In a digital system, the time is not continuous, which prevents the use of these methods if no precautions are taken. A rule of thumb is that the classical methods can be used if the sampling frequency is ten times higher than the highest internal frequency. If the sampling frequency gets lower, the deadtime between samples affects the stability of the control loop. A z-transform is used to control these systems.
The z-transform is the counterpart to the Laplace transformation in the standard control loop design. (The interested reader can learn more about z-transforms in .)
With all these prerequisites, it is now possible to model the data flow of multiple channels, such as multiple sensory inputs into a system. These inputs can, as previously described, be processed in parallel, sequence, or both. To be able to process data in parallel efficiently, it is necessary that the data does not have dependencies on each other.
Modern embedded systems that interface between the physical “real” world and the computational “cyber” world add to the challenges of signal processing.
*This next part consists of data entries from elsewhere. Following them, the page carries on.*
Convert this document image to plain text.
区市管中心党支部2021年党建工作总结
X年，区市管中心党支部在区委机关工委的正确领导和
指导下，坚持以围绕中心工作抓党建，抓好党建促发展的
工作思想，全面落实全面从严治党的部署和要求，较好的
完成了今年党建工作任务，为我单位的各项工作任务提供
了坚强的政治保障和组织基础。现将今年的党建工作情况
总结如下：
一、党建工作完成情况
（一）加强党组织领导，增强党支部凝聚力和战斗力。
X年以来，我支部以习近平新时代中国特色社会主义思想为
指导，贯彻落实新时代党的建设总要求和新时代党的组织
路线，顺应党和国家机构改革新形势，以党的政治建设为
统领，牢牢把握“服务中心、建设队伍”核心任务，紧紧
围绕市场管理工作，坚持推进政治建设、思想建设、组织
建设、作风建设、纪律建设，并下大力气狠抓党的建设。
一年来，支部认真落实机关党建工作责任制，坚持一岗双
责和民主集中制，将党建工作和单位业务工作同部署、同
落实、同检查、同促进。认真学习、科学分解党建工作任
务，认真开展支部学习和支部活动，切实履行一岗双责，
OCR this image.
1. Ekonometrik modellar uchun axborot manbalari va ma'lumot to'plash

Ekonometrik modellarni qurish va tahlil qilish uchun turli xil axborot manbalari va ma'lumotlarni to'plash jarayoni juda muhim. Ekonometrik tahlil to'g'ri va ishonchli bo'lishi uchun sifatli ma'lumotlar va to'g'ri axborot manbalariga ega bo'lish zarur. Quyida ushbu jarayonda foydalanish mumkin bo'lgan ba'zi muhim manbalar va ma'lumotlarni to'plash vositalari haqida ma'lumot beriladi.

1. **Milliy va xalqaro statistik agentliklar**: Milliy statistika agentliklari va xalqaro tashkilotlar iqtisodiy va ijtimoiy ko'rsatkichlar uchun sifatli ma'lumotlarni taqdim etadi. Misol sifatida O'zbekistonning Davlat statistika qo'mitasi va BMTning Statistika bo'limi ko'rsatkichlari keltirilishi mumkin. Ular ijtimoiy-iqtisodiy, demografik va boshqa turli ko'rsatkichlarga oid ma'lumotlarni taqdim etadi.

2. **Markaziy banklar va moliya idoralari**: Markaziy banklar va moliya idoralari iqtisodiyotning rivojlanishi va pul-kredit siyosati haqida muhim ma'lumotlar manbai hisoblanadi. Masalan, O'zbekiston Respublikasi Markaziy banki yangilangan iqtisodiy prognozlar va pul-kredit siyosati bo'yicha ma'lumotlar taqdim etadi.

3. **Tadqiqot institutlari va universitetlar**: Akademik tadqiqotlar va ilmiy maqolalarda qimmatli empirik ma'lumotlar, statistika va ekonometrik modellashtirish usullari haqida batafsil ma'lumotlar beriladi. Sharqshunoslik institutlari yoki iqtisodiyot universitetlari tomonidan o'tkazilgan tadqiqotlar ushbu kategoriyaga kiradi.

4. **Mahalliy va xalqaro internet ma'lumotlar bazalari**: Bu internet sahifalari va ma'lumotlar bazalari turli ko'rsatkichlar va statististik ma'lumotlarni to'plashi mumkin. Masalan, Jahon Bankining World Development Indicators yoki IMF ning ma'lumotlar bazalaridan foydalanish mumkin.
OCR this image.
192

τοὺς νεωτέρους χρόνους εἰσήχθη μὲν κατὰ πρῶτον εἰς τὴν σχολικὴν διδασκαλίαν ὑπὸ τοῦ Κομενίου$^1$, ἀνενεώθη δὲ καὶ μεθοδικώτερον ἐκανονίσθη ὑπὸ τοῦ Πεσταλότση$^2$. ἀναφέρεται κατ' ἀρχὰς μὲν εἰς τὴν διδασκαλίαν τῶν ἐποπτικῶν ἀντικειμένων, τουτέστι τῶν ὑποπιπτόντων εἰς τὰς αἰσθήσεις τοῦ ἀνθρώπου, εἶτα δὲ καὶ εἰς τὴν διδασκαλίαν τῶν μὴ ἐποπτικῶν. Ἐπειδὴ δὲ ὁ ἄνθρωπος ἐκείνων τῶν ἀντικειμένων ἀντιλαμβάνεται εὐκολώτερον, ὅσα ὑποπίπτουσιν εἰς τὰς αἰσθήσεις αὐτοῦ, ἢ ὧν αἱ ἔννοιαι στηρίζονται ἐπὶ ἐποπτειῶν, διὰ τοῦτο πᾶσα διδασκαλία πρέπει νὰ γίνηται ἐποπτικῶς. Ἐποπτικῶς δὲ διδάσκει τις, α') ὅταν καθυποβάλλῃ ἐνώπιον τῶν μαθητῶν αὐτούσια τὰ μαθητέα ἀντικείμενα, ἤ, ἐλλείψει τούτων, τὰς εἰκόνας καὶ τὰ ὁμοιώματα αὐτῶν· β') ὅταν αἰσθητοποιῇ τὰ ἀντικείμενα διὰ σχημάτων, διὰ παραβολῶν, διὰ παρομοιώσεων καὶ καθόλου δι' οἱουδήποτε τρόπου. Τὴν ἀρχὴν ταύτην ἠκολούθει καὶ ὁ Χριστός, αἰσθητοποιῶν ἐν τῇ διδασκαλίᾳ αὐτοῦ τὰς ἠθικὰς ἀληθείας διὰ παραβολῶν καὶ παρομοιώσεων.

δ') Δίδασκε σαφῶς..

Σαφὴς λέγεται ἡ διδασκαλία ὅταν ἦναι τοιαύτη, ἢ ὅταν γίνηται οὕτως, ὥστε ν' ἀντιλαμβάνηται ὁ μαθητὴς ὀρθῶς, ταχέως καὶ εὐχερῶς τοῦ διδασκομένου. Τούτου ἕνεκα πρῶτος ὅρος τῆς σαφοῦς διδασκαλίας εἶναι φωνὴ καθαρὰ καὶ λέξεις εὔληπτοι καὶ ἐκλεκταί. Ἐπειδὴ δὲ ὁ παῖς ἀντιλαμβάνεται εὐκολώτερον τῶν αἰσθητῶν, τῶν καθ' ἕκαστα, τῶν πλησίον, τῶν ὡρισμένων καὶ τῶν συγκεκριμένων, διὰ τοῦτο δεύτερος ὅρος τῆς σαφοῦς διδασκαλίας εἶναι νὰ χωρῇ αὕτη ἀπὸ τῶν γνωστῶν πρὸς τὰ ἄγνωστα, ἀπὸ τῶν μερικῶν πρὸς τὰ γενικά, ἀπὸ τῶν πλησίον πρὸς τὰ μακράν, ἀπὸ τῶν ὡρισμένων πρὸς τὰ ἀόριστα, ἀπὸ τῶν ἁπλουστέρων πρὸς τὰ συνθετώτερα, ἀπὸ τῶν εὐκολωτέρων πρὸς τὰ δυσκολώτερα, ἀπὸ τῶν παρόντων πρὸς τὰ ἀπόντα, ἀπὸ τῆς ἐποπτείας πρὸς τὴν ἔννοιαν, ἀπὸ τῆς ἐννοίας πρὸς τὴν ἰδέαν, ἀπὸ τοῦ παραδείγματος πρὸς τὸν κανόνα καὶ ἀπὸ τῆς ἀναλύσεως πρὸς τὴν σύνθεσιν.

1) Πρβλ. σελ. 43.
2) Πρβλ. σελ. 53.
To the engineer’s rescue come new powerful digital circuits that effectively push the analog domain boundaries further in favor of digital programmable processing. These modern circuits combine one or more CPUs with DSP and look-up table (LUT) processing to give us more choices for digital signal conditioning. Versatile and fast LVDS pin pairs give us additional design choices for analog-to-digital and digital-to-analog signal conversion.